The eligible beneficiaries are the same as those in a wrongful death claim. It is also worth noting that the injured plaintiff need not have died as a result of the injury event cited in the original lawsuit. Therefore, if a plaintiff files a personal injury lawsuit after sustaining a broken hip in a premises liability accident and later dies from an unrelated heart attack, the right to prosecute passes to the person’s estate.

Survival actions are governed by the statute of limitations. The estate representative must file the survival action within the statute of limitations for the deceased person’s injury.  For most personal injury cases, the time limit to bring a lawsuit is three years, although a court sometimes allows extensions in cases where the plaintiff did not know until later that an injury had occurred or was incapacitated and unable to file.

Your right to sue a negligent party for compensation is only good for a limited time, and once it’s gone, it’s gone forever. Since 1959, Rush, Hannula, Harkins & Kyler, L.L.P. has helped injured parties fight for the compensation they deserve. We have the experience to help safeguard your right to sue for damages so your claim is not barred by the statute of limitations or any other regulation governing Washington state court procedure.

The Revised Code of Washington does not specifically address wrongful death actions, but it addresses such cases in Section 4.16.080, which covers actions at law that are limited to three years. Section 4.16.080(2) reads:

“An action for taking, detaining, or injuring personal property, including an action for the specific recovery thereof, or for any other injury to the person or rights of another not hereinafter enumerated;” (emphasis added)

Wrongful death is an injury to the person who suffers the loss of a loved one.  Public policy justifies the imposition of a statute of limitations.  It may seem harsh for a law to permanently bar an injured party from seeking compensation for losses, but the statute of limitations is necessary for several reasons:

It promotes a swift adjudication of legal claims — When plaintiffs understand they have a limited time to initiate legal action, the process begins in a timely fashion.

It promotes accuracy in the adjudication of claims — As time passes, the evidence necessary to get at the truth of a legal matter erodes. Memories fade, witnesses become unavailable and evidence is destroyed. Timely actions are more likely to produce accurate results.

It protects the due process rights of defendants — If there were no statute of limitations, the plaintiff would be in complete control of an action and could wait to bring suit until conditions favored the plaintiff, such as after the death of a key defense witness.

Special considerations for Jones Act seamen and others killed at sea

Certain survivors of persons killed at sea may recover damages from those who caused the death.

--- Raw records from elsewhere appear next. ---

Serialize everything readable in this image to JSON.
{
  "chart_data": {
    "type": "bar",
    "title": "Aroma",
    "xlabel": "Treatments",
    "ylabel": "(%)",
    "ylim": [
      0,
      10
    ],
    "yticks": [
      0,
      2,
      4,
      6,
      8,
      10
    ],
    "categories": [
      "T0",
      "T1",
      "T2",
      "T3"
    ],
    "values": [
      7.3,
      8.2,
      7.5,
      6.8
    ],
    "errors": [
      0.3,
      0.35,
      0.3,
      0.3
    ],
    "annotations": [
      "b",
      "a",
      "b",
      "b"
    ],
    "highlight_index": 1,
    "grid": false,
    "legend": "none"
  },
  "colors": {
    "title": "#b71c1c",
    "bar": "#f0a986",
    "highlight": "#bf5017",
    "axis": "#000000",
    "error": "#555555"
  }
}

Those who may be eligible to sue include surviving spouses, children, parents, and next of kin and/or dependent relatives.  There are competing laws, the application of which depends on who was killed, where they were killed, how they were killed and who killed them.  Eligible survivors of those killed at sea may have differing rights to recover damages under the Death on the High Seas Act, general maritime law, the Jones Act, the Longshore and Harbor Workers’ Compensation Act, or the Outer Continental Shelf Lands Act, depending on which laws apply and in what combinations they apply.